In other studies concerning factors affecting scanner accuracy, it was suggested that scanning targets with a slightly rough surface rather than a smooth surface increased the accuracy of scanning because light scattering due to reflection can cause inaccurate images.
24 The acrylic resin used in model fabrication and the metal balls used as fiducials in this experiment also had the limitation of reflecting light, which caused more difficulties in scanning than with plaster models. In particular, since the incisal surface of the anterior region and the distal side of the rearmost molar were regions where light scattering readily occurs because of the sharp bending of the structure, errors occurred occasionally during the acquisition of images, and images were subsequently obtained through repeated scanning.
18 Therefore, more attention should be paid to tooth morphology and prosthesis material when scanning intraoral structures.
Clinically, both scanners had very high precision, regardless of the amount of crowding.
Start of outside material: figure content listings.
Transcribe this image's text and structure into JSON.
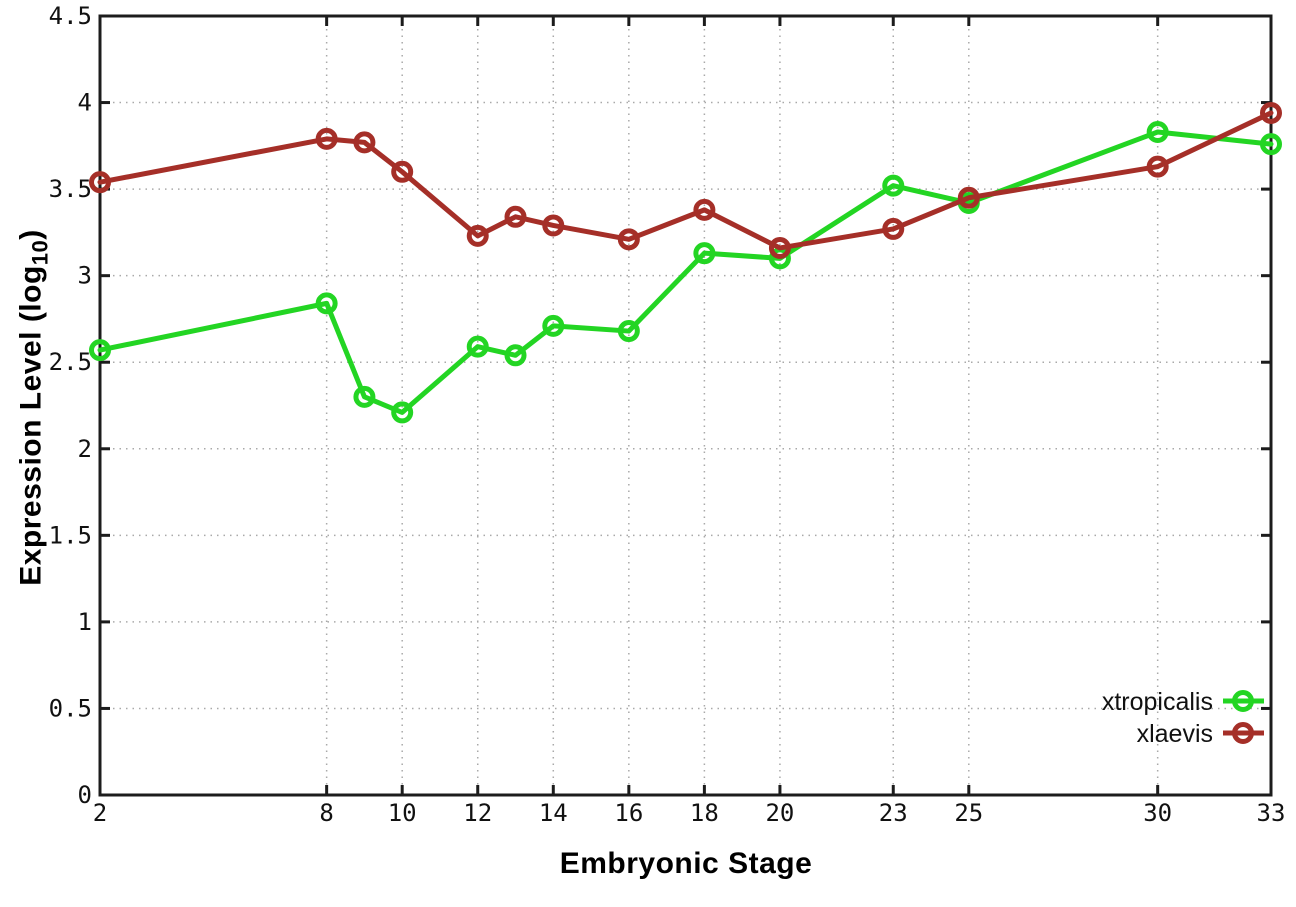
{
  "figure": {
    "background": "#ffffff",
    "axis_color": "#1c1c1c",
    "grid_color": "#a9a9a9",
    "tick_label_color": "#111111"
  },
  "chart_data": {
    "type": "line",
    "title": "",
    "xlabel": "Embryonic Stage",
    "ylabel": "Expression Level (log10)",
    "ylabel_parts": {
      "pre": "Expression Level (log",
      "sub": "10",
      "post": ")"
    },
    "x": [
      2,
      8,
      9,
      10,
      12,
      13,
      14,
      16,
      18,
      20,
      23,
      25,
      30,
      33
    ],
    "xticks": [
      2,
      8,
      10,
      12,
      14,
      16,
      18,
      20,
      23,
      25,
      30,
      33
    ],
    "yticks": [
      0,
      0.5,
      1,
      1.5,
      2,
      2.5,
      3,
      3.5,
      4,
      4.5
    ],
    "xlim": [
      2,
      33
    ],
    "ylim": [
      0,
      4.5
    ],
    "grid": true,
    "legend_position": "bottom-right",
    "series": [
      {
        "name": "xtropicalis",
        "color": "#23d523",
        "values": [
          2.57,
          2.84,
          2.3,
          2.21,
          2.59,
          2.54,
          2.71,
          2.68,
          3.13,
          3.1,
          3.52,
          3.42,
          3.83,
          3.76
        ]
      },
      {
        "name": "xlaevis",
        "color": "#a52f28",
        "values": [
          3.54,
          3.79,
          3.77,
          3.6,
          3.23,
          3.34,
          3.29,
          3.21,
          3.38,
          3.16,
          3.27,
          3.45,
          3.63,
          3.94
        ]
      }
    ]
  }
}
However, if there was dental crowding, images of all tooth surfaces within the arch could not be accurately obtained, especially of the proximal tooth surface. In addition, even if the same arch is scanned, the accuracy of an image can differ depending on the type of scanner and scanning sequence. This study can provide useful information for clinicians who intend to use a scanner on patients in clinical practice by comparing scanner precision according to dental crowding and by evaluating the impact of scanning sequence on the accuracy of 3D images. When clinicians use intraoral scanners, they should aim to select an appropriate scanner and consider aspects of the patient's oral condition that might increase the possibility of error. In the future, if digital impression taking using an intraoral scanner is to be applied to all patients, more studies on the accessibility and operability of these scanners will be required.